Maalesef “parayı veren düdüğü çalar” gibi bir düşünce hâkim yönetime. Sanki Büyük Şehir Belediyesi yöneticileri ceplerinden veriyormuş gibi, repertuvara da biz karar veririz zihniyetindeler. Oysaki Şehir Tiyatroları’na verilen bütçe İstanbullu’nun cebinden çıkıyor, onların vergisiyle oluşan bir fon, başka kimsenin değil! Bütçenin yanı sıra, salonların da dolmadığı, insanların bu oyunları izlemediği iddia edildi. Hâlbuki Şehir Tiyatroları’na bilet bulmanın ne kadar zor olduğunu herkes bilir. Bütün bu haberlerden ve tartışmaların ardından, ani bir kararla Şehir Tiyatroları’nın tüzüğünü tamamen değiştiren bir yönetmelik ortaya çıktı. Genel Sanat Yönetmeni Ayşe Nil Şamlıoğlu’na ve Belediye Başkanı Kadir Topbaş’ın sanat danışmanı Kenan Işık’a sorulmadı bile bu yönetmelik hazırlanırken ve bu arkadaşlarımız bir tepki göstererek istifa ettiler, çok da iyi yaptılar. 7 kişilik bir ekip yönetecek artık Şehir Tiyatroları’nı ancak şu ana kadar sayılan isimlerin hiç biri sanatçı değil. Amaç Şehir Tiyatroları’nı tarihe gömmek maalesef…
Peki, bundan sonra ne olur? Şehir Tiyatroları’nda nasıl oyunlar izleriz?
Önümüzdeki sezon ve sonrasında Şehir Tiyatroları’nda neler izleyeceğimizi zaman gösterecek ama işin başına atanan yeni yöneticinin “Repertuvara dokunmayacağız” şeklinde açıklamaları var. Zaten başka şansları da yok. Muhafazakâr sanat veya tiyatronun örneği diyebileceğimiz 4-5 oyunun dışında bir şey yok. Ama bir takım tekstlerin içleri boşaltılacak diye düşünüyorum.
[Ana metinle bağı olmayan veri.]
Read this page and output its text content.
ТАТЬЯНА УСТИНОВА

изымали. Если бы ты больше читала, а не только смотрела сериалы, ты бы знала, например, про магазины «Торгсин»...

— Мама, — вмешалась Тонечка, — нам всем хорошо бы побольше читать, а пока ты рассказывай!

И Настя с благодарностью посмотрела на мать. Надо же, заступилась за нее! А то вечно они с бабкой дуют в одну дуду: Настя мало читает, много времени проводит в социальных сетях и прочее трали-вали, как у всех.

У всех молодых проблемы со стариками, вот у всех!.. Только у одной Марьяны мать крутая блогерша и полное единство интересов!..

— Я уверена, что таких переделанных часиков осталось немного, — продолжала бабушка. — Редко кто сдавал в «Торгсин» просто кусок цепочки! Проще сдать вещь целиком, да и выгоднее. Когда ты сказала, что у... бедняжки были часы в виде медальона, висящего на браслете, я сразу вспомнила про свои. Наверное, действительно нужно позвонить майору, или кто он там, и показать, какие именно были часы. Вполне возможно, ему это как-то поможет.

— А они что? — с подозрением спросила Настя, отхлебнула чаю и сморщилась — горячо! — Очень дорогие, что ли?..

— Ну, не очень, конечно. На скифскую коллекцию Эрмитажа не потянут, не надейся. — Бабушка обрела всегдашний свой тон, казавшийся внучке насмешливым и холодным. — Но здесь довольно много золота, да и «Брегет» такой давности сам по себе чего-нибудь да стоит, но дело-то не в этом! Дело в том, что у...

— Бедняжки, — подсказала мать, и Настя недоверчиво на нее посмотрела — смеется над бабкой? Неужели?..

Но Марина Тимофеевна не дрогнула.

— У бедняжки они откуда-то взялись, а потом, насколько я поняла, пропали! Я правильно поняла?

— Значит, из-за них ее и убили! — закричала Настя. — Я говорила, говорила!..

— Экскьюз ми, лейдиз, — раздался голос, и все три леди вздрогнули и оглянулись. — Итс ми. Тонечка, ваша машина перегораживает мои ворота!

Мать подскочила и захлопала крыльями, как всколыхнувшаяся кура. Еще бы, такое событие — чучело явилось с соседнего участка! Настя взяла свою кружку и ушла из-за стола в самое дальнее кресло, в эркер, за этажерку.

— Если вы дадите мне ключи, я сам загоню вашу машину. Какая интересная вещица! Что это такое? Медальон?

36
Bir de Osmanlı tarihine dair oyunlar çoğalacaktır.
YENİ YÖNETİMDE TİYATROCU YOK!
İstanbul Şehir Tiyatroları’ndaki istifalarla yerleri boşalan koltuklara atanacak isimler netleşmeye başladı. 7 kişilik yönetim kuruluna atama yapılacaklar arasında hiç sanatçı bulunmuyor. Geçen hafta istifa eden Şehir Tiyatroları Genel Sanat Yönetmeni Ayşe Nil Şamlıoğlu’nun yerine Hilmi Zafer Şahin atanmıştı. Boş kalan 6 kişilik yönetim kurulu üyeliği için de Abdurrahman Şen, Abdullah Kaplan ve Ali Altıntaş’ın ismi kesinleşti. Bülent Katkak’ın da, üyeliklerden birine atacağı belirtiliyor. İBB Başkanı Kadir Topbaş, Şehir Tiyatroları’ndaki istifaların ardından yaptığı açıklamada, 7 kişilik yönetim kurulu üyeliğine 5 tiyatrocunun atanacağını, geriye kalan 2 koltuğa da belediye bürokratlarından atama yapılacağını söylemişti. Ancak edinilen bilgilere göre atanmasına kesin gözüyle bakılan Abdurrahman Şen, Abdullah Kaplan ve Ali Altıntaş ile Bülent Katkak’tan hiçbiri tiyatrocu değil. Atanması beklenen kişiler arasında ekonomist ve asker kökenli kişiler bulunuyor. Öte yandan bu tartışmalar sonucunda bir açıklama yapan Başbakan Recep Tayyip Erdoğan, Şehir Tiyatroları’nın özelleştirileceğini söyledi. Başbakan Yardımcısı Bülent Arınç da Bakanlar Kurulu’nun bu konuda ortak fikirde olduğunu açıkladı. Hükümet tiyatroların özelleştirilmesi konusunda kararlı görünüyor.